The truth is that much like the rest of article 140 where the census forms a key part, Baghdad has failed to implement legal obligations for fear of the reality that it unravels. There is no “technical” reason why a census cannot be held, the Iraqi Ministry of Planning has long trained thousands of enumerators and laid the basis for such a task.
When in a true democracy can someone pick and choose what it decides to implement to divert a decision away from a destined outcome? The real reason for a lack of implementation of a census is that a true picture of numbers in Iraq would tip the political and national landscape in Iraq upside down. In Iraq, the numbers game is everything. It means power, it means leverage and above all it ends “dispute”.
The very nature of the word “dispute” is underpinned by uncertainty and a lack of an official reality. The outcome is not clear so thus no side can make true assertions. In reality, a census in Iraq would mean a de-facto conclusion to all of article 140. If a census showed a clear Kurdish majority as most Kurds staunchly believe and that most Arabs fear, then what will the results of a referendum reveal? A certainty that such disputed territories would opt to be annexed to the Kurdistan Region.
This takes the argument a full circle to just how disputed the “disputed territories” really are and also to Kurdistan President Massaud Barzani’s decree this week to no longer refer to such territories as disputed but instead as “Kurdish areas outside of the Region”. Ironically, almost five years since the deadline for article 140 passed, it is still Baghdad that accuses the Kurd of constitutional violations over their claim to such territories. If Baghdad really wants to abide by the constitution, it should have the courage to hold a comprehensive census and show both Iraq and the international community the clear results.
A census with a true demographic picture of Iraq would also end annual disputes over the proportion of the Iraqi budget that the Kurds are entitled to. The uncertainty in actual figures of the Kurdish population has played to Baghdad’s hand by exerting pressure on the Kurds and diluting Kurdish demands.
The Iraqi national assembly itself is simply a gauge of the makeup of the Iraqi mosaic.

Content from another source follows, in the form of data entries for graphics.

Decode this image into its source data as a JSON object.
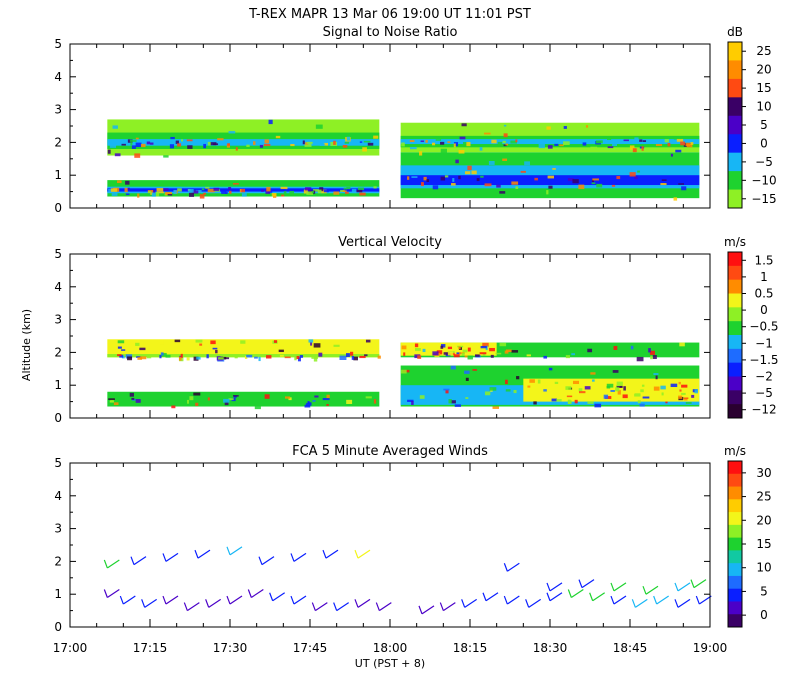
{
  "figure_title": "T-REX   MAPR 13 Mar 06   19:00 UT   11:01   PST",
  "x_axis": {
    "label": "UT  (PST + 8)",
    "ticks": [
      "17:00",
      "17:15",
      "17:30",
      "17:45",
      "18:00",
      "18:15",
      "18:30",
      "18:45",
      "19:00"
    ]
  },
  "y_axis": {
    "label": "Altitude (km)",
    "ticks": [
      "0",
      "1",
      "2",
      "3",
      "4",
      "5"
    ],
    "range_km": [
      0,
      5
    ]
  },
  "colors": {
    "purple_dark": "#3a0066",
    "violet": "#4b00c8",
    "blue": "#0a1fff",
    "mid_blue": "#1e6cff",
    "cyan": "#17b6f5",
    "teal": "#11c9a2",
    "green": "#1ed22f",
    "lime": "#8ef025",
    "yellow": "#f3f51a",
    "gold": "#ffcc00",
    "orange": "#ff8c00",
    "orange_red": "#ff4a12",
    "red": "#ff1010",
    "black_purple": "#2a0030"
  },
  "chart_data": [
    {
      "type": "heatmap",
      "title": "Signal to Noise Ratio",
      "colorbar_unit": "dB",
      "colorbar_labels": [
        "25",
        "20",
        "15",
        "10",
        "5",
        "0",
        "−5",
        "−10",
        "−15"
      ],
      "colorbar_colors": [
        "#ffcc00",
        "#ff8c00",
        "#ff4a12",
        "#3a0066",
        "#4b00c8",
        "#0a1fff",
        "#17b6f5",
        "#1ed22f",
        "#8ef025"
      ],
      "xlim": [
        0,
        120
      ],
      "ylim": [
        0,
        5
      ],
      "data_gap_minutes": [
        58,
        62
      ],
      "bands": [
        {
          "x": [
            7,
            58
          ],
          "y": [
            0.35,
            0.85
          ],
          "color": "#1ed22f"
        },
        {
          "x": [
            7,
            58
          ],
          "y": [
            0.45,
            0.65
          ],
          "color": "#17b6f5"
        },
        {
          "x": [
            7,
            58
          ],
          "y": [
            0.5,
            0.6
          ],
          "color": "#0a1fff"
        },
        {
          "x": [
            7,
            58
          ],
          "y": [
            1.6,
            2.7
          ],
          "color": "#8ef025"
        },
        {
          "x": [
            7,
            58
          ],
          "y": [
            1.8,
            2.3
          ],
          "color": "#1ed22f"
        },
        {
          "x": [
            7,
            58
          ],
          "y": [
            1.9,
            2.1
          ],
          "color": "#17b6f5"
        },
        {
          "x": [
            62,
            118
          ],
          "y": [
            0.3,
            1.7
          ],
          "color": "#1ed22f"
        },
        {
          "x": [
            62,
            118
          ],
          "y": [
            0.6,
            1.3
          ],
          "color": "#17b6f5"
        },
        {
          "x": [
            62,
            118
          ],
          "y": [
            0.7,
            1.0
          ],
          "color": "#0a1fff"
        },
        {
          "x": [
            62,
            118
          ],
          "y": [
            1.7,
            2.6
          ],
          "color": "#8ef025"
        },
        {
          "x": [
            62,
            118
          ],
          "y": [
            1.85,
            2.2
          ],
          "color": "#1ed22f"
        },
        {
          "x": [
            62,
            118
          ],
          "y": [
            1.95,
            2.1
          ],
          "color": "#17b6f5"
        }
      ]
    },
    {
      "type": "heatmap",
      "title": "Vertical Velocity",
      "colorbar_unit": "m/s",
      "colorbar_labels": [
        "1.5",
        "1",
        "0.5",
        "0",
        "−0.5",
        "−1",
        "−1.5",
        "−2",
        "−5",
        "−12"
      ],
      "colorbar_colors": [
        "#ff1010",
        "#ff4a12",
        "#ff8c00",
        "#f3f51a",
        "#8ef025",
        "#1ed22f",
        "#17b6f5",
        "#1e6cff",
        "#0a1fff",
        "#4b00c8",
        "#3a0066",
        "#2a0030"
      ],
      "xlim": [
        0,
        120
      ],
      "ylim": [
        0,
        5
      ],
      "data_gap_minutes": [
        58,
        62
      ],
      "bands": [
        {
          "x": [
            7,
            58
          ],
          "y": [
            0.35,
            0.8
          ],
          "color": "#1ed22f"
        },
        {
          "x": [
            7,
            58
          ],
          "y": [
            1.85,
            2.4
          ],
          "color": "#f3f51a"
        },
        {
          "x": [
            7,
            58
          ],
          "y": [
            1.85,
            1.95
          ],
          "color": "#8ef025"
        },
        {
          "x": [
            62,
            118
          ],
          "y": [
            0.35,
            1.6
          ],
          "color": "#1ed22f"
        },
        {
          "x": [
            62,
            118
          ],
          "y": [
            0.4,
            1.0
          ],
          "color": "#17b6f5"
        },
        {
          "x": [
            85,
            118
          ],
          "y": [
            0.5,
            1.2
          ],
          "color": "#f3f51a"
        },
        {
          "x": [
            62,
            118
          ],
          "y": [
            1.85,
            2.3
          ],
          "color": "#1ed22f"
        },
        {
          "x": [
            62,
            80
          ],
          "y": [
            1.9,
            2.3
          ],
          "color": "#f3f51a"
        }
      ]
    },
    {
      "type": "scatter",
      "title": "FCA 5 Minute Averaged Winds",
      "colorbar_unit": "m/s",
      "colorbar_labels": [
        "30",
        "25",
        "20",
        "15",
        "10",
        "5",
        "0"
      ],
      "colorbar_colors": [
        "#ff1010",
        "#ff4a12",
        "#ff8c00",
        "#ffcc00",
        "#f3f51a",
        "#8ef025",
        "#1ed22f",
        "#11c9a2",
        "#17b6f5",
        "#1e6cff",
        "#0a1fff",
        "#4b00c8",
        "#3a0066"
      ],
      "xlim": [
        0,
        120
      ],
      "ylim": [
        0,
        5
      ],
      "barbs": [
        {
          "x": 7,
          "y": 1.8,
          "color": "#1ed22f"
        },
        {
          "x": 12,
          "y": 1.9,
          "color": "#0a1fff"
        },
        {
          "x": 18,
          "y": 2.0,
          "color": "#0a1fff"
        },
        {
          "x": 24,
          "y": 2.1,
          "color": "#0a1fff"
        },
        {
          "x": 30,
          "y": 2.2,
          "color": "#17b6f5"
        },
        {
          "x": 36,
          "y": 1.9,
          "color": "#0a1fff"
        },
        {
          "x": 42,
          "y": 2.0,
          "color": "#0a1fff"
        },
        {
          "x": 48,
          "y": 2.1,
          "color": "#0a1fff"
        },
        {
          "x": 54,
          "y": 2.1,
          "color": "#f3f51a"
        },
        {
          "x": 82,
          "y": 1.7,
          "color": "#0a1fff"
        },
        {
          "x": 90,
          "y": 1.1,
          "color": "#0a1fff"
        },
        {
          "x": 96,
          "y": 1.2,
          "color": "#0a1fff"
        },
        {
          "x": 102,
          "y": 1.1,
          "color": "#1ed22f"
        },
        {
          "x": 108,
          "y": 1.0,
          "color": "#1ed22f"
        },
        {
          "x": 114,
          "y": 1.1,
          "color": "#17b6f5"
        },
        {
          "x": 117,
          "y": 1.2,
          "color": "#1ed22f"
        },
        {
          "x": 7,
          "y": 0.9,
          "color": "#4b00c8"
        },
        {
          "x": 10,
          "y": 0.7,
          "color": "#0a1fff"
        },
        {
          "x": 14,
          "y": 0.6,
          "color": "#0a1fff"
        },
        {
          "x": 18,
          "y": 0.7,
          "color": "#4b00c8"
        },
        {
          "x": 22,
          "y": 0.5,
          "color": "#4b00c8"
        },
        {
          "x": 26,
          "y": 0.6,
          "color": "#4b00c8"
        },
        {
          "x": 30,
          "y": 0.7,
          "color": "#4b00c8"
        },
        {
          "x": 34,
          "y": 0.9,
          "color": "#4b00c8"
        },
        {
          "x": 38,
          "y": 0.8,
          "color": "#0a1fff"
        },
        {
          "x": 42,
          "y": 0.7,
          "color": "#0a1fff"
        },
        {
          "x": 46,
          "y": 0.5,
          "color": "#4b00c8"
        },
        {
          "x": 50,
          "y": 0.5,
          "color": "#0a1fff"
        },
        {
          "x": 54,
          "y": 0.6,
          "color": "#4b00c8"
        },
        {
          "x": 58,
          "y": 0.5,
          "color": "#4b00c8"
        },
        {
          "x": 66,
          "y": 0.4,
          "color": "#4b00c8"
        },
        {
          "x": 70,
          "y": 0.5,
          "color": "#4b00c8"
        },
        {
          "x": 74,
          "y": 0.6,
          "color": "#0a1fff"
        },
        {
          "x": 78,
          "y": 0.8,
          "color": "#0a1fff"
        },
        {
          "x": 82,
          "y": 0.7,
          "color": "#0a1fff"
        },
        {
          "x": 86,
          "y": 0.6,
          "color": "#0a1fff"
        },
        {
          "x": 90,
          "y": 0.8,
          "color": "#0a1fff"
        },
        {
          "x": 94,
          "y": 0.9,
          "color": "#1ed22f"
        },
        {
          "x": 98,
          "y": 0.8,
          "color": "#1ed22f"
        },
        {
          "x": 102,
          "y": 0.7,
          "color": "#0a1fff"
        },
        {
          "x": 106,
          "y": 0.6,
          "color": "#17b6f5"
        },
        {
          "x": 110,
          "y": 0.7,
          "color": "#17b6f5"
        },
        {
          "x": 114,
          "y": 0.6,
          "color": "#0a1fff"
        },
        {
          "x": 118,
          "y": 0.7,
          "color": "#0a1fff"
        }
      ]
    }
  ]
}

Not only does the number of seats won by each group a reflection of the breakdown of the population, the number of seats allocated to each province is merely based on population estimates. Such estimates are further flawed and the result of guesswork as they are primarily based on food ration cards.
Such a basis for power sharing seriously handicaps true implementation of democracy. For example, Kurds in general are not as reliant on ration cards as the rest of Iraq or have not registered their children under such a system, whereas the food ration card have been manipulated and at times abused in the rest of Iraq.
The conducting of a census was a key Kurdish perquisite for joining Maliki’s coalition and was supposedly due to be done within a year. Kurds should strongly reject entering yet another general election without the fulfillment of this key condition.